Hari ini premier film Hold My Hand. Mereka sekeluarga berada di bioskop.
Film dimulai.
"Kakak Yin." Ren memandang takjub melihat Rin berada di layar bioskop. Selama ini ia biasanya hanya melihat kakak-kakaknya ada di ponsel atau paling besar di TV.
Di tengah-tengah film, Ren melihat dirinya sendiri. Ia tersenyum melihat tingkahnya di layar saat menjadi figuran dadakan atau lebih tepatnya memaksa jadi figuran.
Film selesai. Mereka lalu pulang ke rumah yang sudah dihias untuk merayakan debut film perdana Rin.
"Congratulation and celebration." Mereka bernyanyi. Lucas memberi kado. Begitu juga Lucy, Rebecca dan Richard. Mereka bangga dengan Rin.
"Terima kasih."
Ren mengadakan pertunjukkan sulap. Ia memegang sebuah bola coklat berukuran kelereng.
"Yihat, ya. Nanti boya cokyatnya hiyang." Ren akan berusaha melenyapkan bola coklat yang ia genggam. Ren meletakkan tangannya di balik punggungnya.
Rin berada di belakang Ren. Mengambil dan memakan bola coklat.
"Tada." Ren memperlihatkan telapak tangannya yang bersih.
Semua bertepuk tangan bukan karena trik Ren yang ketahuan caranya menghilangkan bola coklat tetapi keberaniannya melakukan pertunjukan yang tidak bisa dibilang sulap.
"Sekayi yagi." Ren mempertontonkan trik sulapnya. Tapi kali ini tidak dengan bantuan Rin. Ia berbalik lalu memakan bola coklat. "Sebentay, ya."
Ren berbalik setelah habis menelan bola coklat. "Tada."
Semua penonton bertepuk tangan. Ricka juga ikut bertepuk tangan.

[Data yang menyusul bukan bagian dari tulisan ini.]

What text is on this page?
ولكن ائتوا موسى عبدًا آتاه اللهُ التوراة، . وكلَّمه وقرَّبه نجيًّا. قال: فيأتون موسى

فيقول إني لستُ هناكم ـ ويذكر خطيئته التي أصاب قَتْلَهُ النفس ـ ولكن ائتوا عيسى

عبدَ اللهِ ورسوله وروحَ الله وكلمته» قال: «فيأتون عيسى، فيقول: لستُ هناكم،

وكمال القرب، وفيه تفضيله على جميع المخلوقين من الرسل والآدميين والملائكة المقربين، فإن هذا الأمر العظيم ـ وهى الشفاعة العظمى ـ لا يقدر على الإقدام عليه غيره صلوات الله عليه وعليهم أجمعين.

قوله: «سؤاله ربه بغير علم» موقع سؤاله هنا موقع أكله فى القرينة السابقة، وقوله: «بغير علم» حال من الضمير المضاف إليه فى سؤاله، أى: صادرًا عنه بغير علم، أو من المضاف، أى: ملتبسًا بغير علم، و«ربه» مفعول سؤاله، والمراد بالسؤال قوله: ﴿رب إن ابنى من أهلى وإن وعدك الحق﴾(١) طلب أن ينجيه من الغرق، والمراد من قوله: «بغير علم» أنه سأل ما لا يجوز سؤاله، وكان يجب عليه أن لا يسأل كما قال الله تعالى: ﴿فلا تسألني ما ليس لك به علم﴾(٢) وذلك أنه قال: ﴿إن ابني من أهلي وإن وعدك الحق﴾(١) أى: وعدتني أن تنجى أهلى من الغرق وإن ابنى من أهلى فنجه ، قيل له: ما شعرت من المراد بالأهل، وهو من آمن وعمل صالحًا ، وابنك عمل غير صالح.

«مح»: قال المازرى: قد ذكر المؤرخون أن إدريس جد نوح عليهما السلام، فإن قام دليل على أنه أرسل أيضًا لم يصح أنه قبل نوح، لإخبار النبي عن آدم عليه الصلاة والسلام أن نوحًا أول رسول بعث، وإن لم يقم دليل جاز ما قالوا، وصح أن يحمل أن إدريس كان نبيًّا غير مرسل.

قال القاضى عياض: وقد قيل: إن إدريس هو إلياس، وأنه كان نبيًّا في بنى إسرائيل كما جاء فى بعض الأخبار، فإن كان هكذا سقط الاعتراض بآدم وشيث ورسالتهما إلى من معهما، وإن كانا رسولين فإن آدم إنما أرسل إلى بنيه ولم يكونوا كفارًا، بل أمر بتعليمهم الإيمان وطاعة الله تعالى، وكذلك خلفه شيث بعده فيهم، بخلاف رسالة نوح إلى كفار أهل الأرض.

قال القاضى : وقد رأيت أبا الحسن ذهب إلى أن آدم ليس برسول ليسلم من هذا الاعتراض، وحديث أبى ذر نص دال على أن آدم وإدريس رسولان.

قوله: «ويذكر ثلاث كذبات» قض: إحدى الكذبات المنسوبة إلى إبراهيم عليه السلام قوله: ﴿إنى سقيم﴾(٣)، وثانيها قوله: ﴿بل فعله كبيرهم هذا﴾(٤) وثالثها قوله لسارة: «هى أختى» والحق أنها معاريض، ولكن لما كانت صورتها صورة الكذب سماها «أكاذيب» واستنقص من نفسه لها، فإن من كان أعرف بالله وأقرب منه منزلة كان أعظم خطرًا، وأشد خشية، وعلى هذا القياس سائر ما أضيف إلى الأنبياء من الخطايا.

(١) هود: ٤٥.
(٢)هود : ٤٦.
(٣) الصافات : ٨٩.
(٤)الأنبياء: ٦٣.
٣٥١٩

Mereka lalu makan bersama dan berbincang-bincang lalu pulang.
Ricka melihat Ren melepas kakinya karena hendak tidur. Ia memegang kakinya dan menariknya supaya bisa lepas.
"Kaki kakak Ren beda sama kaki Ricka. Sudah malam. Waktunya tidur."
Ricka pun tertidur.
Ren bersiap-siap untuk pertandingan sepak bolanya. Ia mencari kaki palsu yang berada di dekat tempat ia tidur tapi tidak ada.
Sedangkan Ricka sedang bermain dengan kaki palsu Ren. Ia mencoba memasangkannya ke kakinya sendiri tapi terlalu besar.
Kaki palsu Ren memang mungil tapi kaki Ricka lebih mungil lagi.
Ren melihatnya. Ia tahu jika ia mengambilnya paksa, Ricka tak akan mau melepas kaki palsunya. Ren mendekati Ricka. Ia menjulurkan kakinya ke dekat Ricka. "Yicka, toyong pasangin kaki kakak."
Ricka memasangkan kaki palsu Ren ke kaki Ren yang buntung.
"Teyima kasih."
Hana membawa Ricka menonton pertandingan sepak bola indoor Ren. Ren berperan sebagai striker.
Ren berlari sangat kencang saat ia mendapatkan bola dari temannya. Ia menggiring bola dan menendangnya ke gawang lawan.
"Gol." Bola masuk ke dalam gawang. Ren berlari sambil melambaikan tangannya ke atas.
"Ricka, kakak Ren hebat, ya." Hana melihat Ricka yang tersenyum lebar sambil menggoyang-goyangkan pom pom mininya.
Babak pertama selesai dengan skor 2:0 untuk kemenangan tim Ren. Ren datang kepada Hana setelah berkumpul sejenak dengan teman-teman dan pelatihnya.
"Ren hebat." Hana memuji.
Ren tersenyum mendengar pujian mamanya. Tetapi sepertinya ada yang tidak suka melihat Ren bermain di sana.
"Ia anak cacat. Tidak seharusnya ia bermain bersama anak-anak normal. Seharusnya ia berada di paralympics," protes salah satu orang tua tim lawan. Karena suaranya yang keras, Hana bisa mendengarnya.
"Tapi anak paralympics yang bermain sepak bola sangat jarang. Kemampuan Ren jauh di atas mereka." Pelatih tim sepak bola Ren membela Ren. Ia tahu Ren berbakat dan tim lawan takut dengan kemampuan Ren.
Mereka berdua terlibat cekcok mulut. Wasit berusaha menengahi. "Untuk babak kedua, Ren sebaiknya di bangku cadangkan."
"Apa Anda membela tim lawan?" Pelatih tim mulai emosi. Ren itu pemain berharganya. Pemain emasnya.